Angesichts der Seriosität und Plausibilität der angeführten Erkenntnisquellen sowie dem Umstand, dass diese Berichte auf einer Vielzahl verschiedener, voneinander unabhängigen Quellen beruhen und dennoch ein in den Kernaussagen übereinstimmendes Gesamtbild ohne wissentliche Widersprüche darbieten, besteht kein Grund, an der Richtigkeit der Angaben zu zweifeln.

Der Beschwerdeführer trat diesen Quellen und deren Kernaussagen zur Situation im Herkunftsland nicht substantiiert entgegen.

Aufgrund der Kürze der verstrichenen Zeit zwischen der Erlassung des bekämpften Bescheides und der vorliegenden Entscheidung ergeben sich keine Änderungen zu den im bekämpften Bescheid getroffenen Länderfeststellungen.

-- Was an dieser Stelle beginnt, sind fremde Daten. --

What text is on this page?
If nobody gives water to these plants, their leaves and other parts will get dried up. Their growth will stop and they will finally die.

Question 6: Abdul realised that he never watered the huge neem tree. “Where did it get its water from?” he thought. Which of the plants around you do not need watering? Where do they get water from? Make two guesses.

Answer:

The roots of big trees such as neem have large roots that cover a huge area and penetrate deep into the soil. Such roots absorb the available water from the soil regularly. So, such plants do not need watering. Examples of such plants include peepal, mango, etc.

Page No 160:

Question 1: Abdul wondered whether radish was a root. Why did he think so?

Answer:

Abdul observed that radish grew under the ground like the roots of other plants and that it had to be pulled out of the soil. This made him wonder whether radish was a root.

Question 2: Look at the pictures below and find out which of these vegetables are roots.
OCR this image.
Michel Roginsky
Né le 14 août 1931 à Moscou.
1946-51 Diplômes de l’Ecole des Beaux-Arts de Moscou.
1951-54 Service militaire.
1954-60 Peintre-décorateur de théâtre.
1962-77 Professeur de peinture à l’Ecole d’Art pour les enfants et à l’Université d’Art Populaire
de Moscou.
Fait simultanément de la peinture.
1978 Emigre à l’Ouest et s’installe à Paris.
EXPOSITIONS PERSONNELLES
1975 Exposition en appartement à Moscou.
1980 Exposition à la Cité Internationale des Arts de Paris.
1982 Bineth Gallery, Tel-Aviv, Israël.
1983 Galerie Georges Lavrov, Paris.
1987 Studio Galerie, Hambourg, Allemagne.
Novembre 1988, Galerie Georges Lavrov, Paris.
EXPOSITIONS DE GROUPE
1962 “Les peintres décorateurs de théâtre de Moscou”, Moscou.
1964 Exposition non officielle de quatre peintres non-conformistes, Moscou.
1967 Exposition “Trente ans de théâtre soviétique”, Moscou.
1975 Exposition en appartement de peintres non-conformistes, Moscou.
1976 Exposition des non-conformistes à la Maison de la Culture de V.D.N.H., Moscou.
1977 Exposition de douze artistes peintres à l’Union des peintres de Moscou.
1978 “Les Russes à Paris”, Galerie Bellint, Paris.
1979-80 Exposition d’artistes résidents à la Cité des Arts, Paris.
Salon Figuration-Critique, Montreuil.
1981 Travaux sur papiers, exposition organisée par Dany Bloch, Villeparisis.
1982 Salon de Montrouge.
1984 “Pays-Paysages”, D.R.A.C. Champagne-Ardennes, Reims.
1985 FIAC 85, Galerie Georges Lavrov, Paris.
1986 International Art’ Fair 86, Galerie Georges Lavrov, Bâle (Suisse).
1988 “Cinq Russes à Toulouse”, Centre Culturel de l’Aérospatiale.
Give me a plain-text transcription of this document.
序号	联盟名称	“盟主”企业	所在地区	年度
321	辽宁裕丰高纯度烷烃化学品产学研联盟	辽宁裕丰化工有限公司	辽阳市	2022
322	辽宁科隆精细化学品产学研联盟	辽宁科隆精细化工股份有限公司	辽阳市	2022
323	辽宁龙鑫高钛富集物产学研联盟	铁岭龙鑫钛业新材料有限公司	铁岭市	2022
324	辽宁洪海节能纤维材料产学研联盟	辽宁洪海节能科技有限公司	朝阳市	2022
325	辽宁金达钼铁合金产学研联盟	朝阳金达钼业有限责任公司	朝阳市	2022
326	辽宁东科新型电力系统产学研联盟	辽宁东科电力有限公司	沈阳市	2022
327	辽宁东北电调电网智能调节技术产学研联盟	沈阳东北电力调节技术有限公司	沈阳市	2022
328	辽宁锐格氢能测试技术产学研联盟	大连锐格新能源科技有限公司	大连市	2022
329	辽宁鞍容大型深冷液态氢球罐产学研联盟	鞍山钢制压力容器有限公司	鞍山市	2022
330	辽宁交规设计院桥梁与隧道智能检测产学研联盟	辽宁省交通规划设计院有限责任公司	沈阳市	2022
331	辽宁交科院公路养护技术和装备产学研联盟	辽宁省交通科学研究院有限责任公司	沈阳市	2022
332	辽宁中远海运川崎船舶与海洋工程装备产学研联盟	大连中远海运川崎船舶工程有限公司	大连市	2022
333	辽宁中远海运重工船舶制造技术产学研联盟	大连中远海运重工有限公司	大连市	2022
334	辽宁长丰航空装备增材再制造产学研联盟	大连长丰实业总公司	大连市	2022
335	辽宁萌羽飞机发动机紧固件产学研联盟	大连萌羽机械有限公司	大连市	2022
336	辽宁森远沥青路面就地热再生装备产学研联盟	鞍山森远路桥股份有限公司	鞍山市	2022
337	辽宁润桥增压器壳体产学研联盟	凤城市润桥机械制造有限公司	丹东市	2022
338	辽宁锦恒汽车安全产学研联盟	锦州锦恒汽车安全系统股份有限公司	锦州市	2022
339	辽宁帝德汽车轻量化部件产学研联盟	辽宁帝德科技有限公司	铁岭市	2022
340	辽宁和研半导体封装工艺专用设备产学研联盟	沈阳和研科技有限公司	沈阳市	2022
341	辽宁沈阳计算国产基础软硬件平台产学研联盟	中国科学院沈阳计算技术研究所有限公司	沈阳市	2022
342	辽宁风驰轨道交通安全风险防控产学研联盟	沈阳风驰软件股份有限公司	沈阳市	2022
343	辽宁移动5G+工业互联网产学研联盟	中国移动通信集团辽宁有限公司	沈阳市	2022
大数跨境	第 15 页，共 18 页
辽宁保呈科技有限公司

Das Bundesverwaltungsgericht schließt sich daher diesen Feststellungen vollinhaltlich an.

3. Rechtliche Beurteilung:

Zu A) Abweisung der Beschwerde

3.1.    Zur Zurückweisung wegen entschiedener Sache (Spruchpunkte I. und II. des angefochtenen Bescheides):

3.1.1.  Rechtslage

Gemäß § 68 Abs. 1 AVG sind Anbringen von Beteiligten, die außer den Fällen der §§ 69 und 71 AVG die Abänderung eines der Beschwerde nicht oder nicht mehr unterliegenden Bescheides begehren, wegen entschiedener Sache zurückzuweisen, wenn die Behörde nicht Anlass zu einer Verfügung gemäß § 68 Abs. 2 bis 4 AVG findet.

Eine neue Sachentscheidung ist, wie sich aus § 69 Abs. 1 Z 2 AVG ergibt, auch im Fall desselben Begehrens aufgrund von Tatsachen und Beweismitteln, die schon vor Abschluss des vorangegangenen Verfahrens bestanden haben, ausgeschlossen, sodass einem Asylfolgeantrag, der sich auf einen vor Beendigung des Verfahrens über den ersten Asylantrag verwirklichten Sachverhalt stützt, die Rechtskraft des über den Erstantrag absprechenden Bescheides entgegensteht (vgl. VwGH 25.04.2007, 2004/20/0100, mwN).

Die Behörde hat sich bei der Prüfung der Zulässigkeit des (neuerlichen) Asylantrages mit der Glaubwürdigkeit des Vorbringens des Erstbeschwerdeführers (und gegebenenfalls mit der Beweiskraft von Urkunden) auseinander zu setzen. Ergeben die Ermittlungen der Behörde, dass eine Sachverhaltsänderung, die eine andere Beurteilung nicht von vornherein ausgeschlossen erscheinen ließe, entgegen den Behauptungen der Partei in Wahrheit nicht eingetreten ist, so ist der Asylantrag gemäß § 68 Abs. 1 AVG zurückzuweisen. (VwGH 21.10.1999, 98/20/0467; vgl. auch VwGH 17.09.2008, 2008/23/0684; 19.02.2009, 2008/01/0344).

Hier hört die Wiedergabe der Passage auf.